POUR UN LIVRE DE LA SAGESSE

Et si la science, et sa fille la technologie, poussées à leurs extrêmes limites, devenant tout autant facteur de transformations quotidiennes et pratiques tout autant que plus largement sociales et politiques sans réflexion ni recul pouvaient se transformer en monstre totalitaire, malfaisant - tout en prétendant est le seul et unique bien -, en cauchemar fanatique et, pour asseoir son pouvoir sans partage, totalement déculturant, sous prétexte d'immobilisme et de sous-développement ? C'est, pour une très large part, la thèse sous-jacente de ce bon, très bon roman d'Ursula K. le Guin, ultime et, pour l'heure, dernier opus du bel et pénétrant Cycle de Hain, au titre énigmatique : le Dit d'Aka (The Thelling, en américain).

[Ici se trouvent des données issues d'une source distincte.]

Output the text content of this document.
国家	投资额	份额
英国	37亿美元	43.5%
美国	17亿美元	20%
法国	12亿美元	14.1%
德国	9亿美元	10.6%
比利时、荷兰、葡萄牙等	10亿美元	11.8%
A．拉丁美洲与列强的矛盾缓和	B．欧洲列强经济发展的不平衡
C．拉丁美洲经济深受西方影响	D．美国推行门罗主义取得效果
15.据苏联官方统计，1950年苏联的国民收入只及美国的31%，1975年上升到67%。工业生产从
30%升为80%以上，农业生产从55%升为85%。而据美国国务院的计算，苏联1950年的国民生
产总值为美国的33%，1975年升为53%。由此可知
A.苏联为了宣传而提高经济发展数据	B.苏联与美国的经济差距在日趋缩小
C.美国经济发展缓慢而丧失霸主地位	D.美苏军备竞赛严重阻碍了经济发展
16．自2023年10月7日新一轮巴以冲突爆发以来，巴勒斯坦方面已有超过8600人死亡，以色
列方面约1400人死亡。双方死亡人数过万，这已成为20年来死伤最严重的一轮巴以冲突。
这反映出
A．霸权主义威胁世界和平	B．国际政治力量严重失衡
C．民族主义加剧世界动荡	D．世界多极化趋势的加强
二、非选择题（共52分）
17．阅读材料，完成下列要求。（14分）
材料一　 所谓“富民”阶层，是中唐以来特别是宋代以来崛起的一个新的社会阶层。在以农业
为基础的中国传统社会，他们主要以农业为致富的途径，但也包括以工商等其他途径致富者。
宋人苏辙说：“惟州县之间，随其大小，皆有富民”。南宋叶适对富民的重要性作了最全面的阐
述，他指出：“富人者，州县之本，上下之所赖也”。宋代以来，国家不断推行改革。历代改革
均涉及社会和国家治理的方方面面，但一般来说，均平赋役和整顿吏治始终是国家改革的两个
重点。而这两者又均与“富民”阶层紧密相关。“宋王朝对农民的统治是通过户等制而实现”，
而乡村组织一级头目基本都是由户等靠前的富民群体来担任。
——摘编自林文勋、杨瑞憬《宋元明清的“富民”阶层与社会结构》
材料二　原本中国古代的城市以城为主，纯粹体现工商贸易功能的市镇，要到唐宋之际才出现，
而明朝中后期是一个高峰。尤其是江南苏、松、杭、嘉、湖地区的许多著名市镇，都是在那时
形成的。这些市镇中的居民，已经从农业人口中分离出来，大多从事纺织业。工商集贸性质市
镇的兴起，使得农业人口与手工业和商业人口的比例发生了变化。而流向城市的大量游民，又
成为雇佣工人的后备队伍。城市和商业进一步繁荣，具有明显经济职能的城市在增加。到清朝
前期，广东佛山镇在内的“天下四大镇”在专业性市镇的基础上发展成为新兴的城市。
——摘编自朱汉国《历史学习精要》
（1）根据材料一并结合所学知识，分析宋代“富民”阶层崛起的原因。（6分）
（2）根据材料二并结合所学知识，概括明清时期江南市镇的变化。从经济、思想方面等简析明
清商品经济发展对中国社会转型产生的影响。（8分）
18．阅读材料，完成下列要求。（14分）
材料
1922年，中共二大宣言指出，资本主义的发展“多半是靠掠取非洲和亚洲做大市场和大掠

On y suit l'histoire d'une jeune femme du nom de Sutty, jeune chercheuse terrienne d'origine indienne mais dont la famille a dû fuir au Canada les fanatiques de la nouvelle religion Uniste. Spécialiste en linguistique et l'histoire, elle s'est consacrée à l'étude d'une civilisation récemment contactée, celle de la planète d'Aka. Malheureusement, une défaillance lors de la transmission par ansible de données recueillies par de précédent observateurs de l'Ekumen a provoqué l'échec de cet envoi, et c'est donc quasiment vierge de toute connaissance plus précise que Sutty prend le long chemin vers cette planète méconnue. Un voyage de 70 années.
Malheureusement pour elle et ses compagnons de route, une révolution a eu lieu sur Aka. Une révolution liée précisément à cette première mission. En effet, les nouveaux dirigeants d'Aka, fascinés par leur rencontre avec l'Ekumen et sa prodigieuse avance technologique, se sont empressés d'anéantir leur culture millénaire, brûlant les livres, interdisant toute manifestation des anciennes "croyances", stoppant autant qu'il est possible la propagation orale et écrite des "dits", allant jusqu'à massacrer, dans les conditions les plus lamentables, les plus réfractaires à cette avancée voulue inéluctable et fanatique d'un scientisme porté au niveau d'une espèce de religion athée et matérialiste.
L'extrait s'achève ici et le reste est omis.